Na filosofia moderna, na esteira de Descartes, por intuição entende-se a apreensão de qualquer objeto mental. Intuição, nesse sentido, recobre tudo que o pensamento experimenta com precisão em si mesmo ou na imaginação. Locke não dirá diferente disso – intuitivo é o conhecimento que percebe a concordância ou discordância entre duas ideias imediatas. É por intuição, portanto, que chego a compreender que, depois de Nietzsche, é impossível fazer filosofia como a fizeram seus antecessores. O que significa essa impossibilidade?  Para mim, ela significa duas coisas: 1) impossibilidade de sustentação de um pensamento filosófico afinado com os pressupostos hermenêuticos à luz dos quais se orientou a tradição; 2) insistência em manter silêncio sobre as consequências radicais para a reflexão filosófica advindas da perturbação desse que é o “mais sinistro de todos os hóspedes” – o niilismo.

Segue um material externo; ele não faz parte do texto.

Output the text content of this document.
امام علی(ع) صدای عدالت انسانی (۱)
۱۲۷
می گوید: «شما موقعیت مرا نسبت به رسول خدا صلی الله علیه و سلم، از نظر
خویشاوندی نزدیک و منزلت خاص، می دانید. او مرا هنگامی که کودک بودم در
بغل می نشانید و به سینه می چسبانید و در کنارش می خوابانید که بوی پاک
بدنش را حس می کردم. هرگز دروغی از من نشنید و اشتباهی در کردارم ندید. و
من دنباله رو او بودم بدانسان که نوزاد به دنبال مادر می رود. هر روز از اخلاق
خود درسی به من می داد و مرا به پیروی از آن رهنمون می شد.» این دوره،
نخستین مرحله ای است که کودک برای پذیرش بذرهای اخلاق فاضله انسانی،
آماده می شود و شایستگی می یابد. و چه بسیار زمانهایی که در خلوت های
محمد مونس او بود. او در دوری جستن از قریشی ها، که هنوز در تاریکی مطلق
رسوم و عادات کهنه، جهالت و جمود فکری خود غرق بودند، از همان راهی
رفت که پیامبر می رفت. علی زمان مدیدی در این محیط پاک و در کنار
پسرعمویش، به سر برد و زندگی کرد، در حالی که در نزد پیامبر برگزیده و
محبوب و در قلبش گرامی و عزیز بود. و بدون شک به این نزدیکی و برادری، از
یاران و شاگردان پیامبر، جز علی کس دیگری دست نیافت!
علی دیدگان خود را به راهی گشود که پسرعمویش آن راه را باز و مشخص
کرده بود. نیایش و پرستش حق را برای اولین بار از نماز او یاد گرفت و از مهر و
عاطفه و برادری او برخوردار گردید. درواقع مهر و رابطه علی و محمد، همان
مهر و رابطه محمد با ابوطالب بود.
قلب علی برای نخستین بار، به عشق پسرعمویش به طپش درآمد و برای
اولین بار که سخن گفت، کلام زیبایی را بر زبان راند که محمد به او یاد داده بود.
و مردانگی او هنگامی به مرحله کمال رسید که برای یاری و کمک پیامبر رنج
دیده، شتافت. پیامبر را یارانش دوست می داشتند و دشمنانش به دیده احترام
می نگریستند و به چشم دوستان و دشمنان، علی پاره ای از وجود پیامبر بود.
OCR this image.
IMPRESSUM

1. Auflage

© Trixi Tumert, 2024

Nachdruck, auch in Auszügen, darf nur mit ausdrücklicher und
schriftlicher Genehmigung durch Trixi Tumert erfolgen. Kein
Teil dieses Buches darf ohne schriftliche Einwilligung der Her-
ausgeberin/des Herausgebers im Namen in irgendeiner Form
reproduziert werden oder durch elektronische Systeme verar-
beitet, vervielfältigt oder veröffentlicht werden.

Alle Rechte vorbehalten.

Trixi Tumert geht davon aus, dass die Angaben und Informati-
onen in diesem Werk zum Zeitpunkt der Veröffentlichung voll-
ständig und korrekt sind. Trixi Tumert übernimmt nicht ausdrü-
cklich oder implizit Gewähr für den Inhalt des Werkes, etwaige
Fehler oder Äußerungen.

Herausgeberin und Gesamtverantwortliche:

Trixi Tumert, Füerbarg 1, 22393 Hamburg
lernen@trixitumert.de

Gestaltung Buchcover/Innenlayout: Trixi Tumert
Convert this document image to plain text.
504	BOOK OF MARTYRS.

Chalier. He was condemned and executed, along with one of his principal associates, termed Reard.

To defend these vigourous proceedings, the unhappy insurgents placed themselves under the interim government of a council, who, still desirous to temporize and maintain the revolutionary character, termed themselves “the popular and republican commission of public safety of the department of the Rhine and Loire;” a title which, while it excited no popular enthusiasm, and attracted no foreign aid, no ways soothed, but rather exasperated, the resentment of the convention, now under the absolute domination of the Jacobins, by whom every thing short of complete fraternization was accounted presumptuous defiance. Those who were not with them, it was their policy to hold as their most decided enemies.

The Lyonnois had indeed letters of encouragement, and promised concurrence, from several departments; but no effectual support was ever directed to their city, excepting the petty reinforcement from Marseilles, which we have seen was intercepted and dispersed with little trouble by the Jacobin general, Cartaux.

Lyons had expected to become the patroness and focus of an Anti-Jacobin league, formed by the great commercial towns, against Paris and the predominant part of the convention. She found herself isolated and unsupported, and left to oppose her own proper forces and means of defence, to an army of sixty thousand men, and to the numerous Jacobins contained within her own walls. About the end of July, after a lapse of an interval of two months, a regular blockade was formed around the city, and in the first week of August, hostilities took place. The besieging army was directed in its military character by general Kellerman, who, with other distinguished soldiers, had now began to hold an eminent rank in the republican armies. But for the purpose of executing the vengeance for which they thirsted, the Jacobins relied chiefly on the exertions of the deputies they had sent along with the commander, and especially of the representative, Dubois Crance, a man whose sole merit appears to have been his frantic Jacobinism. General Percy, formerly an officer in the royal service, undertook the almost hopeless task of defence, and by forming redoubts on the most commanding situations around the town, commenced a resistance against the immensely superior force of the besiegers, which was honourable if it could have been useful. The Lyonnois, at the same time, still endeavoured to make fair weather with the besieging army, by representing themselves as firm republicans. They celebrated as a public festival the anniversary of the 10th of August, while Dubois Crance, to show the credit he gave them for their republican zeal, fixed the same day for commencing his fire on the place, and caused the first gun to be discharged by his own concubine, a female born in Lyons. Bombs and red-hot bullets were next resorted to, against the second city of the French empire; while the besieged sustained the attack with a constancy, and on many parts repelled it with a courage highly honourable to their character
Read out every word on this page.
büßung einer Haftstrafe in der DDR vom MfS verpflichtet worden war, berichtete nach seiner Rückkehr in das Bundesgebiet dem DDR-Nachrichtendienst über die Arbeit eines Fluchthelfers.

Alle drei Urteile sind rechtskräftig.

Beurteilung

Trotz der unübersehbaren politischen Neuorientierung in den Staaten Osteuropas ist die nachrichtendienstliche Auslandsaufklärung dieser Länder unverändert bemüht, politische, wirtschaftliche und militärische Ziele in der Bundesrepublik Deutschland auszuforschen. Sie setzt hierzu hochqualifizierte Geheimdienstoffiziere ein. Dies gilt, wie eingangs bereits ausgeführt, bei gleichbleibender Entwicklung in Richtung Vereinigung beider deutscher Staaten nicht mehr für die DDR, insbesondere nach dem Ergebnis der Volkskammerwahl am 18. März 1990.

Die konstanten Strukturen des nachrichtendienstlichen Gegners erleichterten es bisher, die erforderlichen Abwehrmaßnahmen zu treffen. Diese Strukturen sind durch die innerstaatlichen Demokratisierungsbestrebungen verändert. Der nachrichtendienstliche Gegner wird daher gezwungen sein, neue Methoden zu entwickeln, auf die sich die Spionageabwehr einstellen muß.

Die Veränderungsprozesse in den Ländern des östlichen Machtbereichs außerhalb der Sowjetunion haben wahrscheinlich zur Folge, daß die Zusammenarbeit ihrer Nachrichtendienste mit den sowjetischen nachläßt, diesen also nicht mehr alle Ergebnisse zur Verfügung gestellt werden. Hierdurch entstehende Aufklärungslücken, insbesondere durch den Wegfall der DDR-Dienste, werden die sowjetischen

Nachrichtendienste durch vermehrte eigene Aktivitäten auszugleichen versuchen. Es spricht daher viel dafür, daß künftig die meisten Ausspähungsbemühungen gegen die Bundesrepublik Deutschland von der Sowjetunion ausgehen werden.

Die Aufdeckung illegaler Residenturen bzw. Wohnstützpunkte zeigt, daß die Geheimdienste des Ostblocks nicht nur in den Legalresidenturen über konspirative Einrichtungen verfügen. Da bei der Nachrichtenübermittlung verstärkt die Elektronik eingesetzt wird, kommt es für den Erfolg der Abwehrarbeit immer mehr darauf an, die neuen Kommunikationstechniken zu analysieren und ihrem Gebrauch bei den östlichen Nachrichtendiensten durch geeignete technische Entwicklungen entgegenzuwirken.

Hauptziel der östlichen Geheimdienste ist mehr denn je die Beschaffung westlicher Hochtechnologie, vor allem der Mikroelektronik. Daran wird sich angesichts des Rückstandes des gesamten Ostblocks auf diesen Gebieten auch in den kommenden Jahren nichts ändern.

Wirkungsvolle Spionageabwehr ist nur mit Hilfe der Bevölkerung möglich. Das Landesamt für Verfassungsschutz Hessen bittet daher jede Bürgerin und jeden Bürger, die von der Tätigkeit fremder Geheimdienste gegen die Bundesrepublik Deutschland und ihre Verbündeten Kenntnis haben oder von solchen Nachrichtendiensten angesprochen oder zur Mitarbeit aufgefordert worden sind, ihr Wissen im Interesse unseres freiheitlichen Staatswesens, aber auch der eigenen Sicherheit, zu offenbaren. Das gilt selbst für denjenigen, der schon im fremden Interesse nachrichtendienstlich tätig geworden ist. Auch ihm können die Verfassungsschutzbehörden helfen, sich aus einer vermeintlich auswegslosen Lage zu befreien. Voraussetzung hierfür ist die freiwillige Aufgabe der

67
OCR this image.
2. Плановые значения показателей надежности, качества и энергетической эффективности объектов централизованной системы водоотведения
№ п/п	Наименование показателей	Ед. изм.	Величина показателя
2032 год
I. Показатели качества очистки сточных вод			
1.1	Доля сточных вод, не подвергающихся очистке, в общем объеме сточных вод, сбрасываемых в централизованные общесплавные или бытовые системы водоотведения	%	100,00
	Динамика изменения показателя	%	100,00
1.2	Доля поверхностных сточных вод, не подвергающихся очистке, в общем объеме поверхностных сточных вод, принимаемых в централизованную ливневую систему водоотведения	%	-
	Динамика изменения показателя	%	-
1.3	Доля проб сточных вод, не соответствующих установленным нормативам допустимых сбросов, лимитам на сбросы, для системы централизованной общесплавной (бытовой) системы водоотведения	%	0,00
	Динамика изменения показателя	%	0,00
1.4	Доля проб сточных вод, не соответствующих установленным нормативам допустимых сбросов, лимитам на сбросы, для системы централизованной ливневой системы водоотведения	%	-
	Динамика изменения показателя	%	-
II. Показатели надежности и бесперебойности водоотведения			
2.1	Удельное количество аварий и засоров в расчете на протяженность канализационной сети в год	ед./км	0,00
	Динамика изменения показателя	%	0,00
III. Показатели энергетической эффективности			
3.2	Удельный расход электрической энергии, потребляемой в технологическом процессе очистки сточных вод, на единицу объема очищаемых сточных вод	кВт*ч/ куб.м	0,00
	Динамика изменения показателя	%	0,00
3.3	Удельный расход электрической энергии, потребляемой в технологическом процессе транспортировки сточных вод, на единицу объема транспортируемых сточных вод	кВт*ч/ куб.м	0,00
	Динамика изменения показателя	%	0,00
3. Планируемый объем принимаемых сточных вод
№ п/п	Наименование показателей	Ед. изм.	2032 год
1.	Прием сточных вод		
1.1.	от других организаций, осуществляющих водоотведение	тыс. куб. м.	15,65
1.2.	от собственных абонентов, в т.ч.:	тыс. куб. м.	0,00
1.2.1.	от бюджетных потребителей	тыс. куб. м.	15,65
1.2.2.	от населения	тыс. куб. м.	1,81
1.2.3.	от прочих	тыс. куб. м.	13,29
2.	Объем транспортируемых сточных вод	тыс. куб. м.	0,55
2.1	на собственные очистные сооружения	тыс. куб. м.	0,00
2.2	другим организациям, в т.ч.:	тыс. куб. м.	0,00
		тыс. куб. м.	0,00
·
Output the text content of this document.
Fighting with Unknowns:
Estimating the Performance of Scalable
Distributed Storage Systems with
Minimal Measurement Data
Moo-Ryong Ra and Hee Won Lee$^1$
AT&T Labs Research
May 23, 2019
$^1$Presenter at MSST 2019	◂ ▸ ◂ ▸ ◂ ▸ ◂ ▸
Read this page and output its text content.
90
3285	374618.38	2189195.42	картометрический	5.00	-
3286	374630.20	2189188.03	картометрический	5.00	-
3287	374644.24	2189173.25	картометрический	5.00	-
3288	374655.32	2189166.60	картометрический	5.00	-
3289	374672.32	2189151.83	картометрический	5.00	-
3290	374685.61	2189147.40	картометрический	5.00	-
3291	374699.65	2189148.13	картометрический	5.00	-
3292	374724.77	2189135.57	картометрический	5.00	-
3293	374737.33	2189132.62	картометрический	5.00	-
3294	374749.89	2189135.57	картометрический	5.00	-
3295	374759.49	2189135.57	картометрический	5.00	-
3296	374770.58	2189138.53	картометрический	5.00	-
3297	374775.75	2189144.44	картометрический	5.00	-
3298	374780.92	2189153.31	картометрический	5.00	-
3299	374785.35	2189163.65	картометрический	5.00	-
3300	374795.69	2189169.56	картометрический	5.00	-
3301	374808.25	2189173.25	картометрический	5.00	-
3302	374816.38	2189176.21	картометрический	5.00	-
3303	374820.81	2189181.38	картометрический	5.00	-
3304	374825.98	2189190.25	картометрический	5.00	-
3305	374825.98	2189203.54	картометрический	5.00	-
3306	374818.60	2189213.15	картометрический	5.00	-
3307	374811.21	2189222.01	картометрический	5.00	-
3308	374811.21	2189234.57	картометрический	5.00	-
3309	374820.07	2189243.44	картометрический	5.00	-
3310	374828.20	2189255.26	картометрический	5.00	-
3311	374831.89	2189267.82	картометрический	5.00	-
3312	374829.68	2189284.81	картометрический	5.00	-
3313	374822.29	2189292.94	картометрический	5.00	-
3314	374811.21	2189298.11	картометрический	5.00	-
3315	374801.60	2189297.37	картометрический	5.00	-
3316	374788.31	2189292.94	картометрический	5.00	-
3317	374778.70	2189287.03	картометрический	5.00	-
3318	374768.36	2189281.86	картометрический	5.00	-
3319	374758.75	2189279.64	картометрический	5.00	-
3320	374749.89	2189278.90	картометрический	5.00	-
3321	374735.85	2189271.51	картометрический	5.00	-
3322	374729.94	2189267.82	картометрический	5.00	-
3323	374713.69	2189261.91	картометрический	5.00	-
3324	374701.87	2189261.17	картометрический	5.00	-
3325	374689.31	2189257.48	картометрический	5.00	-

A confiança na razão é a essência de toda empresa filosófica. A história do pensamento filosófico, desde suas origens, orientou-se pela busca de princípios capazes de conferir sentido ao conjunto da experiência humana. Quando admitimos que a filosofia se desenvolveu, desde suas origens pré-socráticas, como uma prática discursiva assentada na confiança na razão, queremos dizer que a experiência filosófica é ela mesma uma experiência destinada ao trabalho com o sentido. A filosofia tem como preocupação a determinação de um sentido para o mundo. Historicamente, portanto, a filosofia, buscando explicar, num registro racional, os problemas já colocados pelo mito e a religião, assumirá alguns pressupostos que, na modernidade (e, sobretudo, depois do trabalho da desconstrução), se tornaram ineficazes para conferir sentido à vida humana. Dentre esses pressupostos, destaquem-se três:

a) o mundo constitui uma totalidade ordenada e inteligível, cuja história obedece a um desenvolvimento explicável;
b) Esse mundo ou cosmo apresenta uma ordem eterna, divina, bela (boa); em última instância, inteligível.
c) o sentido da vida humana consiste em ajustar-se a essa ordem divina e bela que constitui o cosmo.

Toda a história da filosofia ocidental, sobretudo a partir de Platão, orientou-se pelo pressuposto de que um ente, quanto mais real, quanto mais verdadeiro, quanto mais eterno, mais bondade e perfeição possuiria. A vida humana deveria orientar-se pelo mais real, pelo que é em si.
Com o anúncio nietzschiano da morte de Deus, se esgota o sentido no próprio coração do universo. Com ela, apaga-se a ulterioridade do princípio, desaparece o “lugar” da constituição dos valores superiores. O homem sente a proximidade desse que é “o mais sinistro dos hóspedes” – o niilismo.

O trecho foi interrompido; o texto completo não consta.